Indeed, as part of this change, FSIS will dedicate far more resources to identify the original upstream supplier of contaminated trim. Thus, moving forward, in the event of a positive regulatory sample or a foodborne illness outbreak, these new agency investigations will be focused on the supplier (or suppliers) of any raw beef trim that was used by a processor to make the ground beef at issue.

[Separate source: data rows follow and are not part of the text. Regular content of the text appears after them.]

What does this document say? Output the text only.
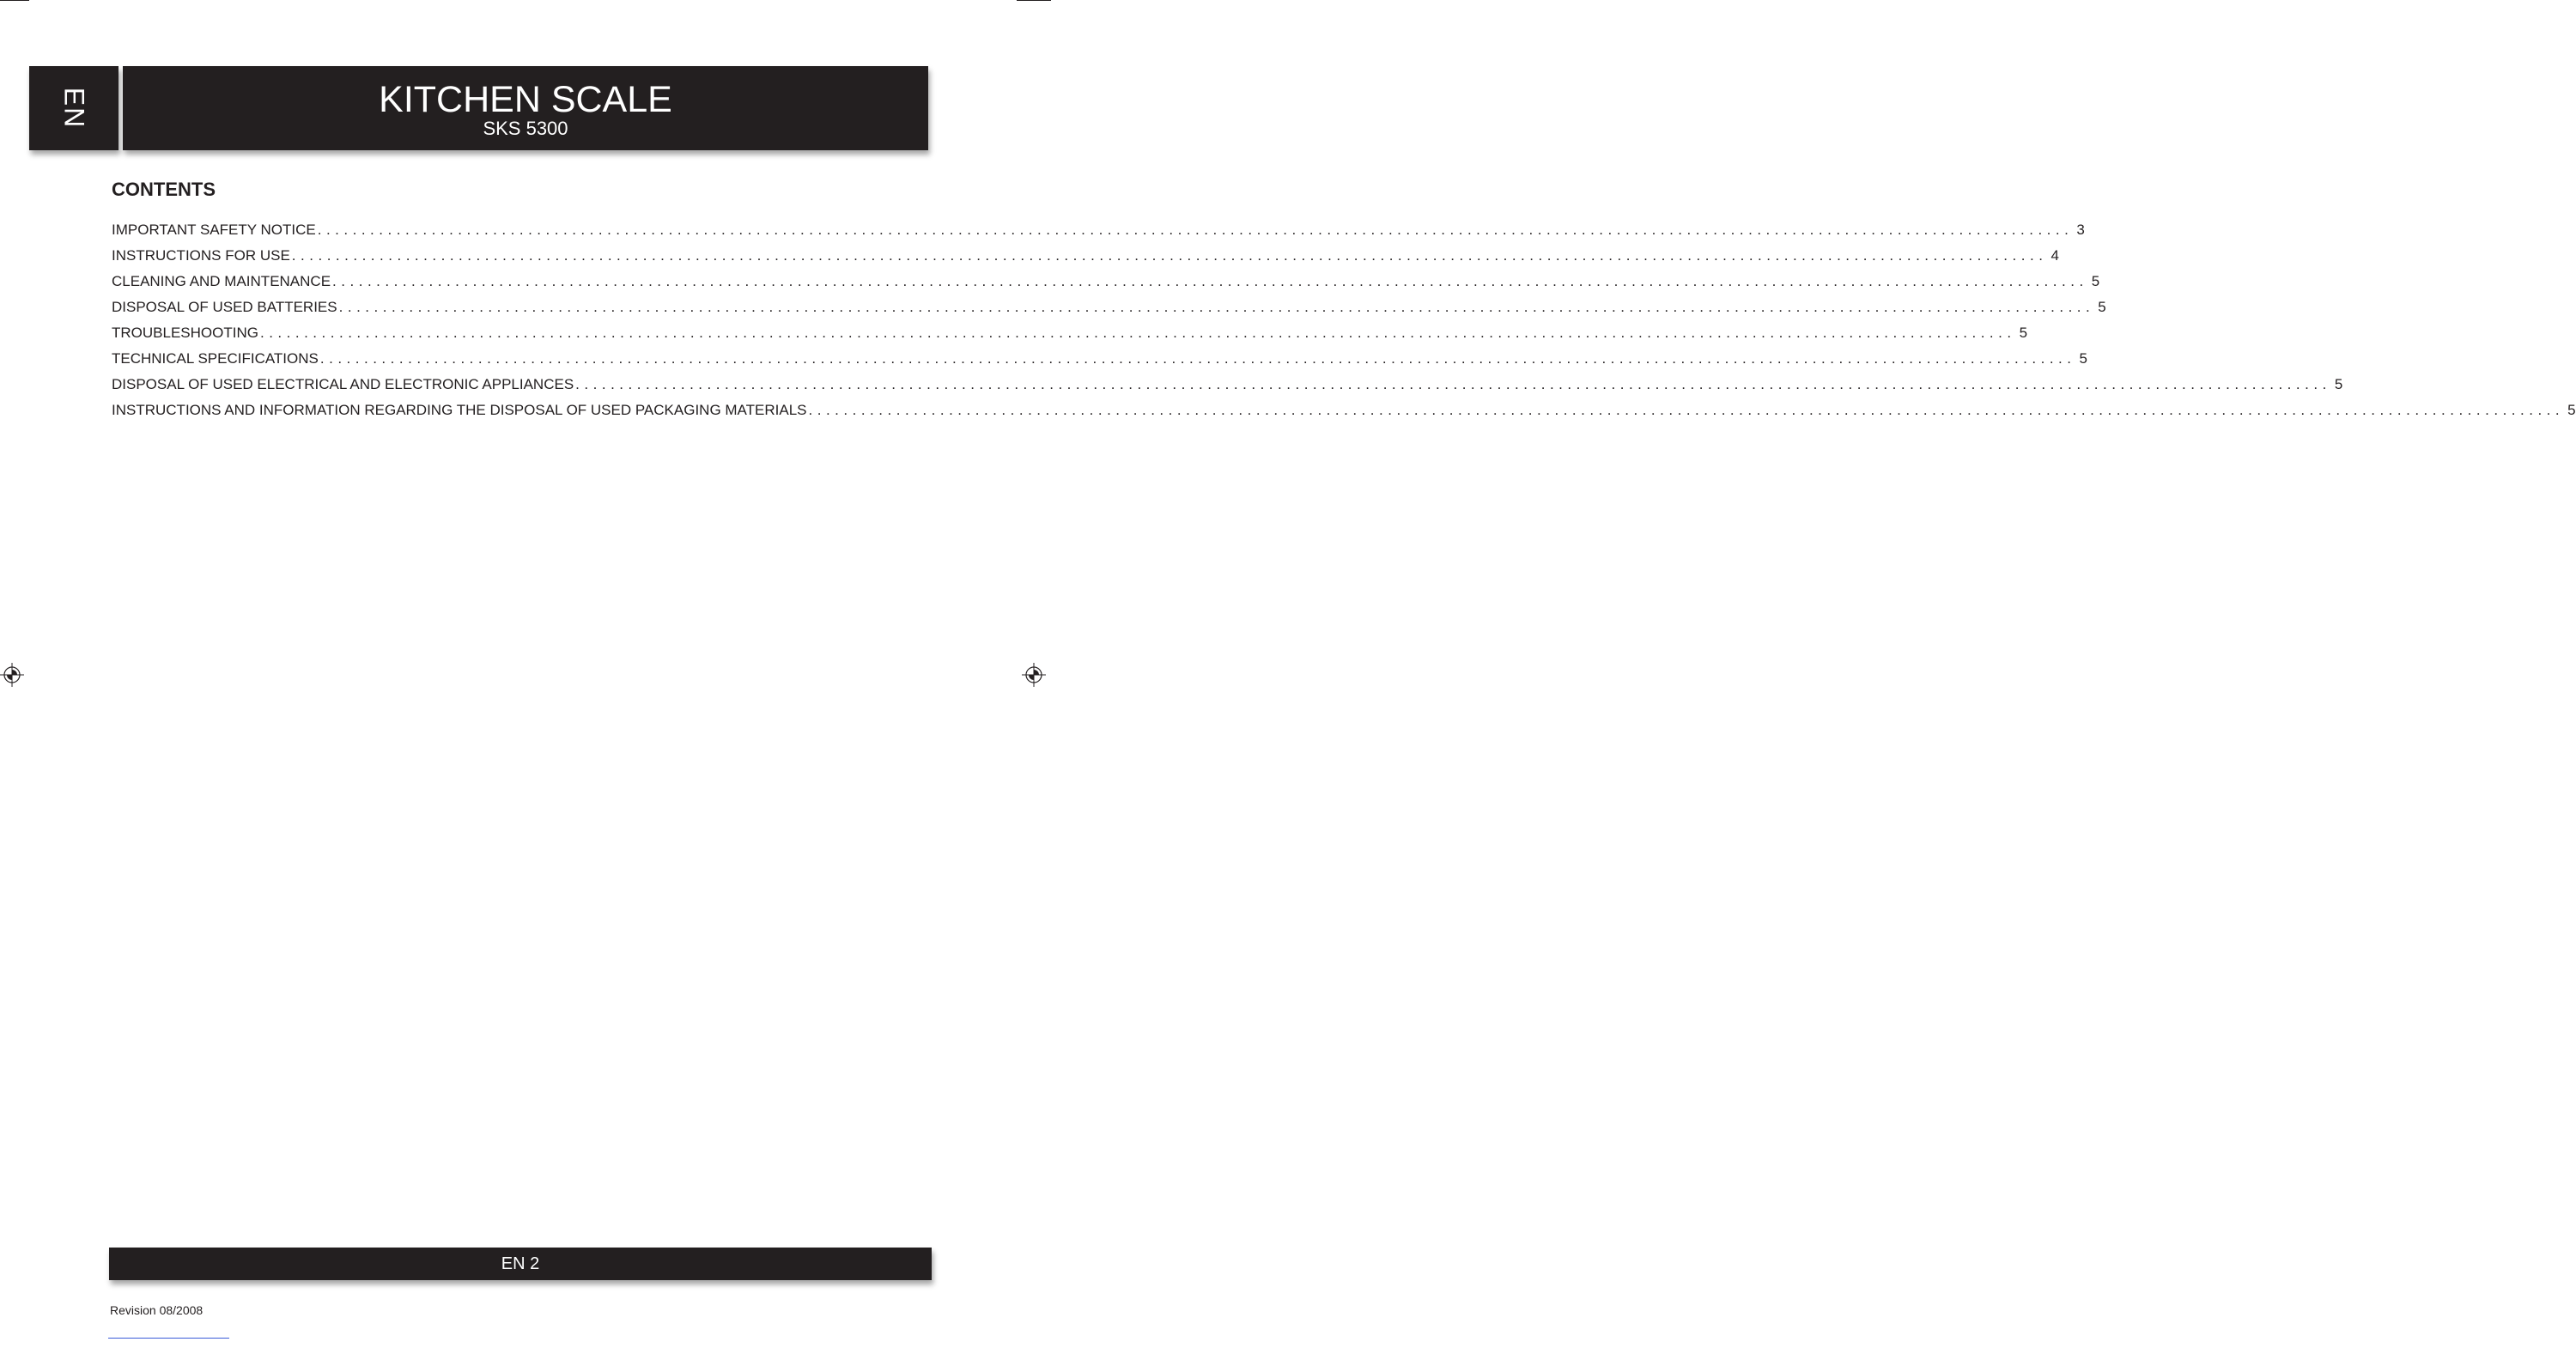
EN	KITCHEN SCALE
SKS 5300
CONTENTS
IMPORTANT SAFETY NOTICE ........................................................................................................................................................................................................ 3
INSTRUCTIONS FOR USE ........................................................................................................................................................................................................ 4
CLEANING AND MAINTENANCE ........................................................................................................................................................................................................ 5
DISPOSAL OF USED BATTERIES ........................................................................................................................................................................................................ 5
TROUBLESHOOTING ........................................................................................................................................................................................................ 5
TECHNICAL SPECIFICATIONS ........................................................................................................................................................................................................ 5
DISPOSAL OF USED ELECTRICAL AND ELECTRONIC APPLIANCES ........................................................................................................................................................................................................ 5
INSTRUCTIONS AND INFORMATION REGARDING THE DISPOSAL OF USED PACKAGING MATERIALS ........................................................................................................................................................................................................ 5
EN 2
Revision 08/2008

As part of these efforts, the agency will deploy Enforcement Investigations and Analysis Officers (EIAOs) to visit each of the suppliers at issue to review their operations and microbiological testing records. The purpose of these visits will be to identify those cases where the contamination was caused by a larger, yet undiscovered underlying problem. In turn, if FSIS uncovers any evidence of sanitary issues or widespread contamination, the agency may conclude that a beef trim recall or other regulatory or enforcement actions are warranted at the harvest level.

In the same spirit, FSIS on numerous occasions has reported on the correlation between foodborne illness outbreaks and hot days, or high event periods (HEPs) in harvest facilities. A high event period is a period in which the number of lots that test positive for a pathogen (i.e., beef trim intended for grinding) exceed a certain threshold. An increase in the number of positive findings can be indicative of wide-spread contamination and may lower the confidence in negative testing results.

In turn, during the course of the agency’s new traceback investigations, EIAOs will begin looking for very specific information. According to the agency, the EIAOs will be instructed to determine: (1) whether the harvest facility experienced an HEP during the production periods or days in question; and (2) if so, whether the facility responded appropriately by diverting all potentially affected trim. Investigators also will be instructed to verify whether the establishment’s controls were working and whether the establishment took appropriate corrective actions.

If the EIAOs uncover any evidence that contaminated beef trim (other than the trim used to process the positive or suspect batch) was released into commerce, the agency may take further regulatory action or urge a voluntary recall. For this reason, harvest facilities faced with high levels of positives now have increased incentive to segregate not only those lots that test positive, but also any other lots that may have been affected.

In the end, the change in FSIS policy should have a net positive effect on food safety. Although I doubt an increase in the amount of beef trim recalls will likely result, the policy at least ensures that harvest facilities will now begin focusing more attention on HEPs as well as the underlying safety of the raw trim products that processors ultimately receive.